Goddank had hij enigszins voorzien wat er zou gebeuren en
maatregelen genomen. Filips iv zou nooit zelfs maar een gram goud
of zilver van de tempeliers te zien krijgen.
En de allergrootste schat zou hij ook nooit zien.
De Molay verzamelde zijn laatste beetjes energie en bracht zijn
hoofd omhoog. Imbert dacht blijkbaar dat hij iets wilde zeggen en
kwam dichterbij.
‘Ik vervloek u tot in de hel,’ fluisterde hij. ‘Ik vervloek u en al
wie u in uw helse streven terzijde staan.’
Zijn hoofd viel weer op zijn borst. Hij hoorde Imbert schreeuwen
dat ze de deur moesten laten zwaaien, maar de pijn was zo intens en
golfde vanuit zoveel verschillende richtingen door zijn hersenen
dat hij weinig voelde.
Toen hij van de deur werd afgehaald, had hij geen idee hoe lang hij daar had gehangen, maar zijn armen en benen merkten niet eens dat ze niet meer onder druk stonden, want zijn spieren waren allang verdoofd. Hij werd een eindje gedragen en besefte toen dat hij weer in zijn cel was. De cipiers legden hem op het matras, en terwijl zijn lichaam in de zachte plooien daarvan wegzakte, vulden zijn neusgaten zich met een vertrouwde stank. Zijn hoofd lag op een kussen en zijn armen lagen gestrekt.
‘Ik heb gehoord,’ zei Imbert zachtjes, ‘dat wanneer een nieuwe broeder in uw orde werd opgenomen, de kandidaat een linnen lijkwade om zijn schouders gehangen kreeg. Dat gebeurde om de dood te symboliseren, en daarna een nieuw leven als tempelier. Die eer zal nu ook u ten deel vallen. Ik heb de lijkwade uit de kist in de kapel onder u gelegd.’ Imbert stak zijn hand uit en vouwde de lange visgraatdoek over De Molays voeten en over de hele lengte van zijn vochtige lichaam. Hij kon de inquisiteur nu niet meer zien. ‘Ik heb gehoord,’ ging Imbert verder, ‘dat deze lijkwade vroeger in het Heilige Land door de orde is gebruikt. Later werd hij hierheen gebracht en werd elke nieuweling erin gehuld. U bent nu herboren,’ spotte Imbert. ‘Blijft u hier liggen en denkt u na over uw zonden. Ik kom terug.’
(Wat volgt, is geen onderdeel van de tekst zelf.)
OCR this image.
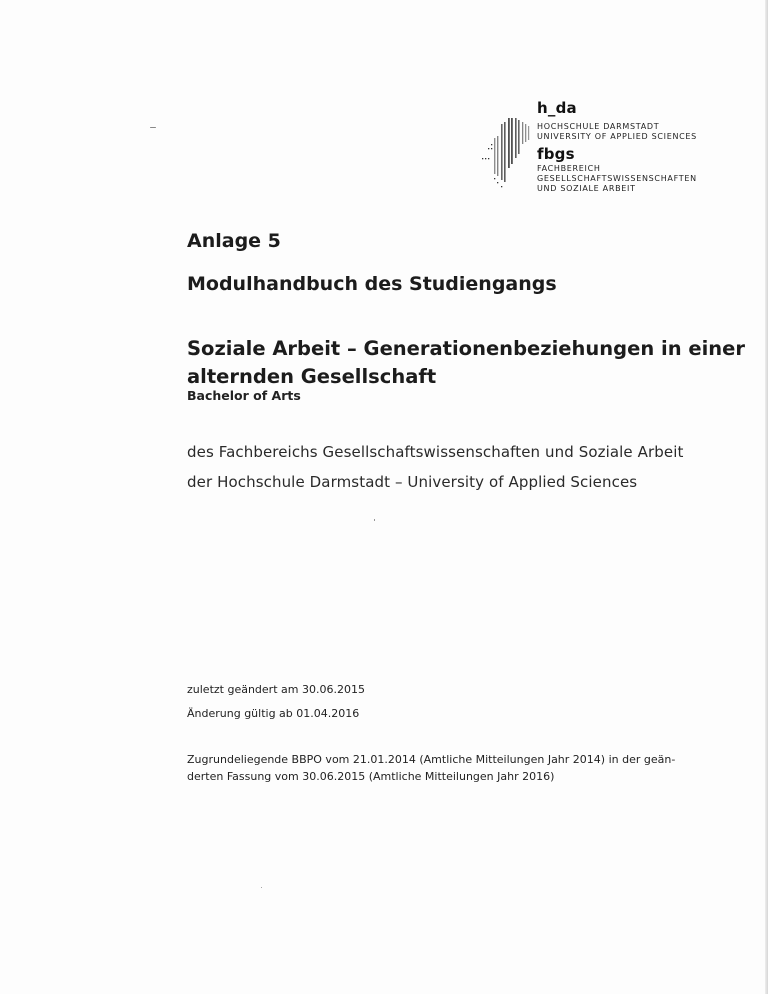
h_da
HOCHSCHULE DARMSTADT
UNIVERSITY OF APPLIED SCIENCES
fbgs
FACHBEREICH
GESELLSCHAFTSWISSENSCHAFTEN
UND SOZIALE ARBEIT
Anlage 5
Modulhandbuch des Studiengangs
Soziale Arbeit – Generationenbeziehungen in einer
alternden Gesellschaft
Bachelor of Arts
des Fachbereichs Gesellschaftswissenschaften und Soziale Arbeit
der Hochschule Darmstadt – University of Applied Sciences
zuletzt geändert am 30.06.2015
Änderung gültig ab 01.04.2016
Zugrundeliegende BBPO vom 21.01.2014 (Amtliche Mitteilungen Jahr 2014) in der geän-
derten Fassung vom 30.06.2015 (Amtliche Mitteilungen Jahr 2016)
De Molay was te zwak om iets terug te zeggen. Hij wist dat Imbert waarschijnlijk bevel had gekregen hem niet te doden, maar hij besefte ook dat er niemand voor hem zou zorgen. Daarom bleef hij stil liggen. De verdoving nam af en maakte plaats voor intense pijn. Zijn hart bonkte nog en hij zweette angstaanjagende hoeveelheden vocht uit. Hij zei tegen zichzelf dat hij kalm moest blijven en aan prettige dingen moest denken. Onwillekeurig dacht hij steeds weer aan iets waarvan hij wist dat degenen die hem gevangenhielden het bovenal wilden weten. Hij was de enige op de wereld die het wist; dat was de gewoonte van de orde. Een grootmeester gaf de kennis aan zijn opvolger door op een wijze die alleen de opvolger zou kennen. Jammer genoeg zou, door zijn plotselinge arrestatie en de zuivering van de orde, de overdracht zich ditmaal op een andere manier moeten voltrekken. Hij zou niet toestaan dat Filips en de kerk wonnen. Ze zouden alleen te horen krijgen wat hij wilde dat ze zouden horen. Wat zei de psalm ook weer? Uw tong is zo scherp als een scheermes, bedrieger.
Toen schoot hem een andere Bijbelpassage te binnen, en die gaf enige rust aan zijn gekwelde ziel. Terwijl hij daar in die lijkwade lag en het bloed en het zweet uit zijn lichaam stroomden, dacht hij aan Deuteronomium.
Laat Mij begaan. Ik ga hen vernietigen.